1.前言
1989年,LeCun发表了题为Backpropagation Applied to Handwritten Zip Code Recognition
的论文,实现了第一个卷积神经网络,如论文中所说,This approach has been successfully applied to the recognition of handwritten zip code digits provided by the U.S. Postal Service.
,主要用于手写数字识别,识别精度高达99%。
2.网络架构
将原始数据降采样,得到16*16的灰度图片,输入层是256个神经元,有两层卷积层和两层全连接层,最后一层全连接层作为输出。取Tanh作为激活函数,MSE-Loss作为损失函数。
网络架构Python实现:
def __init__(self, device): # 初始化
super(LeNet, self).__init__()
self.conv1 = nn.Conv2d(1, 12, 5, stride=2, padding=2) # 卷积层 16*16——>12个8*8
self.conv2 = nn.Conv2d(12, 12, 5, stride=2, padding=2) # 卷积层 12个8*8——>12个4*4
self.fcon1 = nn.Linear(12 * 4 * 4, 30) # 全连接层
self.fcon2 = nn.Linear(30, 10) # 全连接层
self.act = nn.Tanh() # 激活函数
self.loss = nn.MSELoss() # Loss函数
3.数据集
使用MNIST数据集进行训练,预先下载MNIST数据集到本地
读取MNIST数据集Python实现:
def loadData(datafolder): # 获取datafolder下数据集
fileName = ['train-labels-idx1-ubyte.gz', 'train-images-idx3-ubyte.gz',
't10k-labels-idx1-ubyte.gz', 't10k-images-idx3-ubyte.gz'] # MNIST数据集文件
dataPath = [] # 数据集路径
for file in fileName: # 文件路径
dataPath.append(os.path.join(datafolder, file))
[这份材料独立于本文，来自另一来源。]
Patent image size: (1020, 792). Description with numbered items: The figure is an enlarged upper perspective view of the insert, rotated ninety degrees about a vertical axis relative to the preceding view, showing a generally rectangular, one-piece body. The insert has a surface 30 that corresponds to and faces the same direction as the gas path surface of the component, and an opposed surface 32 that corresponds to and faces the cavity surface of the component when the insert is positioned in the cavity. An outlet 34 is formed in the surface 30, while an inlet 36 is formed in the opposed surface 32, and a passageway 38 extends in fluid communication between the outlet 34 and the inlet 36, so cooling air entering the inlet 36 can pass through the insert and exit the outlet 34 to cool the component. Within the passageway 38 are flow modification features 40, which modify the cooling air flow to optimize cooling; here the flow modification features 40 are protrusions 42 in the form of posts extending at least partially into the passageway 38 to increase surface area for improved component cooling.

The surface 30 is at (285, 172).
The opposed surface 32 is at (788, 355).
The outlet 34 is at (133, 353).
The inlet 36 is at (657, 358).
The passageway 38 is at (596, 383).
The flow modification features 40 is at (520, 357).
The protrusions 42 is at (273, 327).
with gzip.open(dataPath[0], "rb") as file: # 训练集标签
tmp = np.frombuffer(file.read(), np.uint8, offset=8) # 读取
y_train = np.zeros((1, len(tmp), 10)) # 增加 1 dimension
for pos in range(len(tmp)):
y_train[0][pos][tmp[pos]] = 1.0 # 分类,对应类值为1
with gzip.open(dataPath[1], "rb") as file: # 训练集图像
tmp = np.frombuffer(file.read(), np.uint8, offset=16) # 读取
_, tmp = cv2.threshold(tmp, 127, 1, cv2.THRESH_BINARY) # 转二值图
tmp = tmp.reshape(len(y_train[-1]), 28, 28) # 转列向量
x_train = np.zeros((1, len(y_train[-1]), 16, 16)) # 转换为16*16, 增加 1 dimension
for t in range(len(tmp)):
x_train[0][t] = cv2.resize(tmp[t], (16, 16), interpolation=cv2.INTER_AREA) # 赋值
with gzip.open(dataPath[2], "rb") as file: # 测试集标签
tmp = np.frombuffer(file.read(), np.uint8, offset=8) # 读取
y_test = np.zeros((1, len(tmp), 10)) # 增加 1 dimension
for pos in range(len(tmp)):
y_test[0][pos][tmp[pos]] = 1.0 # 分类,对应类值为1
with gzip.open(dataPath[3], "rb") as file: # 测试集图像
tmp = np.frombuffer(file.read(), np.uint8, offset=16) # 读取
_, tmp = cv2.threshold(tmp, 127, 1, cv2.THRESH_BINARY) # 转二值图
tmp = tmp.reshape(len(y_test[-1]), 28, 28) # 转列向量
x_test = np.zeros((1, len(y_test[-1]), 16, 16)) # 转换为16*16, 增加 1 dimension
for t in range(len(tmp)):
x_test[0][t] = cv2.resize(tmp[t], (16, 16), interpolation=cv2.INTER_AREA) # 赋值
print("The datasets were loaded successfully.")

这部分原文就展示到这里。